Frequently Asked Questions

To determine the spectral overlaps of varied fluorochromes please visit the Spectrum Viewer pages in the Helpful Links page. There you will be able to pick fluorochromes from a list and compare their excitation and emission wavelengths to get an idea if they are compatable. Fluorochromes whose emission peaks completely overlap can't be used together on our instruments, GFP and FITC for example. If you are still stumped, feel free to contact us regarding your choices.

Under ideal circumstances one million cells per tube for analytical experiments is standard. Under many situations you may not have the luxury of that many cells for each of your controls and experimental samples. The minimum number of cells required is going to vary based on your needs, for very simple experiments you many only need tens of thousands of cells. Multicolor experiments that subset out small percentages of cells may require several million cells per tube in order to acquire appropriate numbers of the target populations. You'll want to have a minimum of 300 ul volume in your samples.

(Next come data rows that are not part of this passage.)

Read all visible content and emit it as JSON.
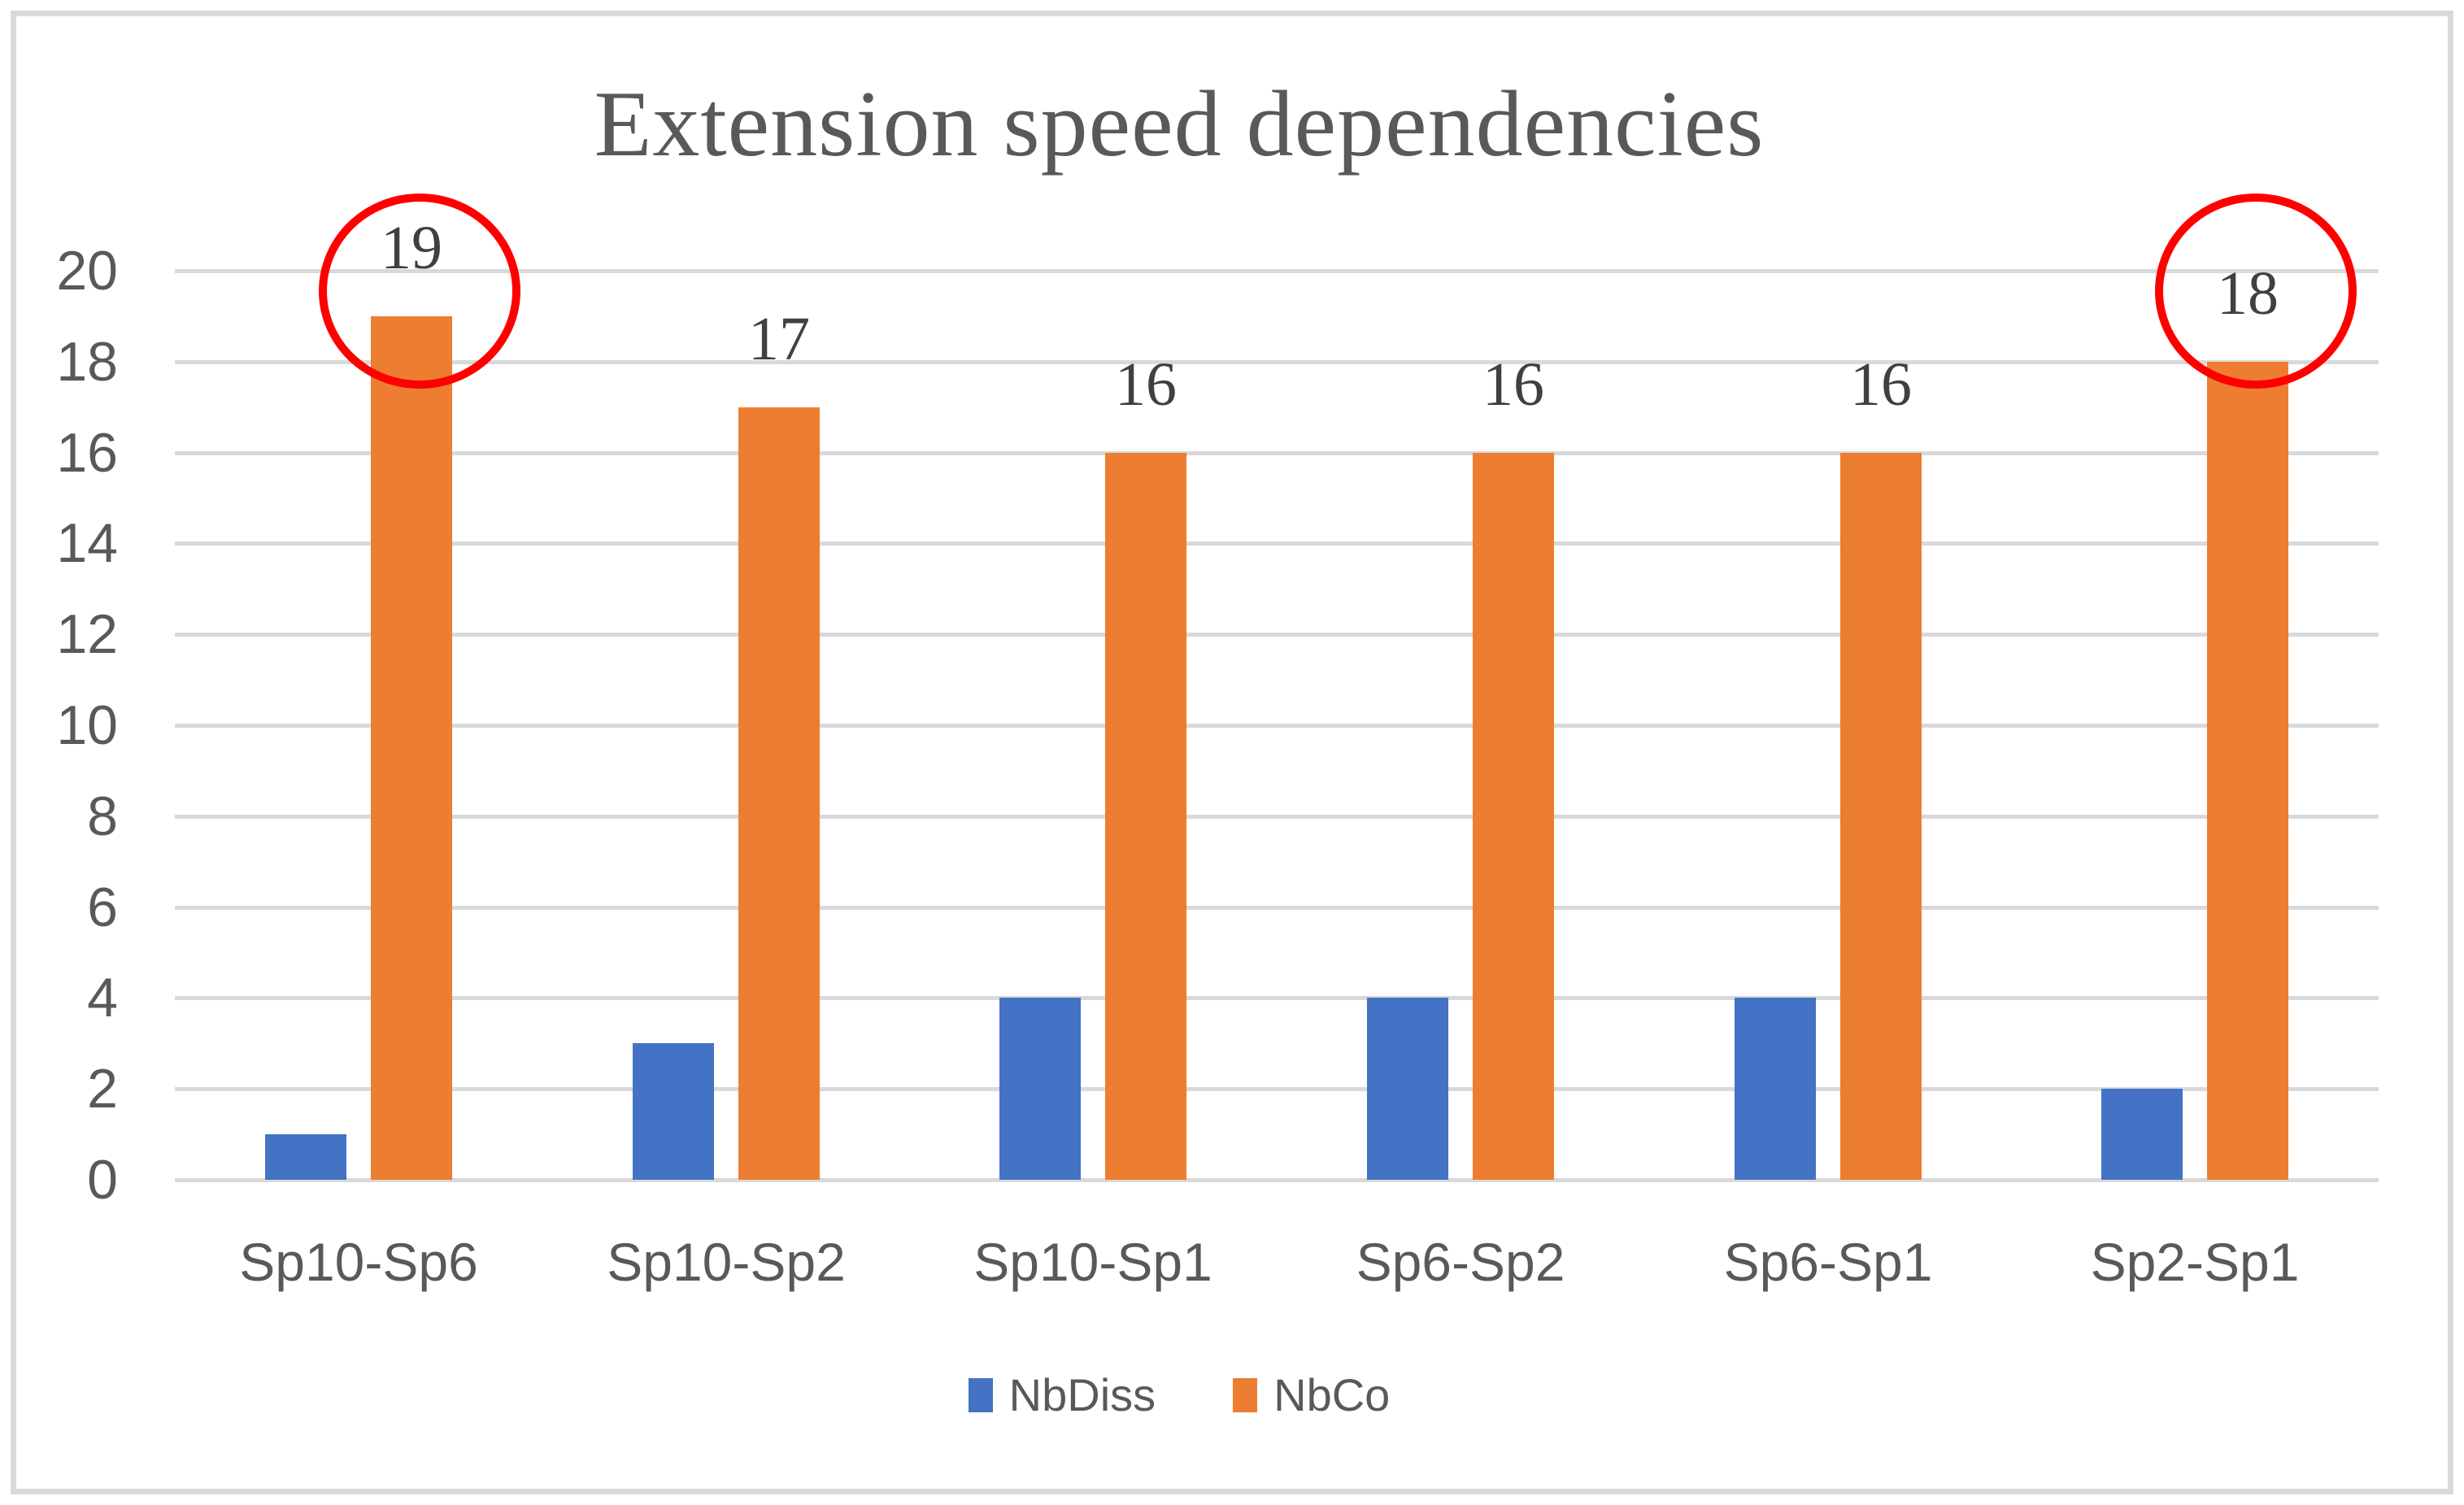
{
  "figure": {
    "background": "#FFFFFF",
    "border_color": "#D9D9D9"
  },
  "chart_data": {
    "type": "bar",
    "title": "Extension speed dependencies",
    "categories": [
      "Sp10-Sp6",
      "Sp10-Sp2",
      "Sp10-Sp1",
      "Sp6-Sp2",
      "Sp6-Sp1",
      "Sp2-Sp1"
    ],
    "series": [
      {
        "name": "NbDiss",
        "color": "#4472C4",
        "values": [
          1,
          3,
          4,
          4,
          4,
          2
        ]
      },
      {
        "name": "NbCo",
        "color": "#ED7D31",
        "values": [
          19,
          17,
          16,
          16,
          16,
          18
        ],
        "data_labels": [
          "19",
          "17",
          "16",
          "16",
          "16",
          "18"
        ]
      }
    ],
    "xlabel": "",
    "ylabel": "",
    "ylim": [
      0,
      20
    ],
    "yticks": [
      0,
      2,
      4,
      6,
      8,
      10,
      12,
      14,
      16,
      18,
      20
    ],
    "grid": "horizontal",
    "gridline_color": "#D9D9D9",
    "axis_text_color": "#595959",
    "data_label_color": "#404040",
    "title_color": "#595959",
    "legend_position": "bottom",
    "annotations": [
      {
        "type": "circle",
        "series": "NbCo",
        "category": "Sp10-Sp6",
        "around_label": "19",
        "color": "#FF0000"
      },
      {
        "type": "circle",
        "series": "NbCo",
        "category": "Sp2-Sp1",
        "around_label": "18",
        "color": "#FF0000"
      }
    ]
  }
}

When you think controls, you need to separate your thoughts into Set-up Controls and Experimental Controls. Set-up Controls consist of samples needed to balance out the different fluorochromes and to choose starting baseline voltages if you are not using optimal PMT voltages. To properly compensate for your experiment you will need to bring an unstained Control (your cells with NO fluorochromes) which we may not include in your set-up but will want to see, and then a Single Color Control for each fluorochrome that you are using in your experiment. The instrument is set up using these controls for compensation; without them we would be guessing at these critical settings. These controls are manditory and you will need them every time you set up your experiment. Experimental Controls would be determined by the individual user, as in a Positive and Negative control, Stimulated vs. Unstimulated, etc. We can help you with these experimental design questions if you need help.

Yes. We get called on to set-up the instruments without these controls at times. In these circumstances it is our policy to inform the investigator that we are no longer doing science, we are setting the instrument so the data looks a certain way based on our expectations and experience. Results from these experiments are invalid and need to be repeated with the proper controls, any conclusions drawn under these circumtances are highly suspect at best. If you are going to spend the time and considerable money required for flow cytometry experiments please take these steps to make your data meaningful.

Yes. Even though the instruments are QC'd on a daily basis to measure stability and insure we can provide researchers with platforms for reproducible data, there are always small differences in the instruments and more so in your experimental set-up each day. Under proper set-up you will notice small changes in instrument settings from day to day, so small that you might conclude that Set-up Controls aren't really that important everyday. This is faulty logic, when you see differences in your Control Sample compared with your Experimental Samples, you'll want to be sure it's really due to your design, and not due to some errant fluctuation or improper set-up.

The answer to this question will vary greatly. You can make some rough estimates that should put you in the ballpark. For the typical low pressure sort with the 100 um nozzle you can estimate that we'll run a threshold rate of about 3000 cells/second, this translates to about 10 million cells in one hour. For the typical high pressure sort with the 70 um nozzle you can estimate around 20,000 cells/second, translating to around 70 million cells in one hour. These estimates are conservative and speculative, we'll make adjustments to the rate of cells/second based on the efficiency and quality of the sort in relation to each investigators needs and the situation.

We will choose the nozzle size for your particular sort. This will depend on the size and characteristics of the cells more than anything else. The nozzle size should be about four to five times that of the cells that are being sorted. For sorts targeting most lymphocytes we'll probably run the 70 um nozzle. For larger cells we'll probably choose the 100 um nozzle. Increased pressure and the smaller orifice of the 70 um nozzle will expose your cells to a slightly harsher environment, albeit very briefly. If you cells are more delicate, we might choose the 100 um nozzle regardless of their size.

We hope so. Please bring all of the information you have regarding older experiments to help us try to track them down, and please be understanding that we might not be able to drop everything we are doing and find your data that instant. We will do everything we can to find your data. It should be noted that our data policy states that we will maintain your data for 48 hrs. for you to archive it on your own lab's devices. No data is guaranteed past 48 hours but there is a chance we have a copy of your data archived.

You will be billed for the amount of time you sign for unless you go significantly over your time and if you use much less than you signed up for we *may* decrease your time. Five to 10 minutes over your original time is not a big deal unless you have someone scheduled immediately following you (which is usually the case). This is based on a case by case basis but we'll be understanding for occasional issues that come up regarding this.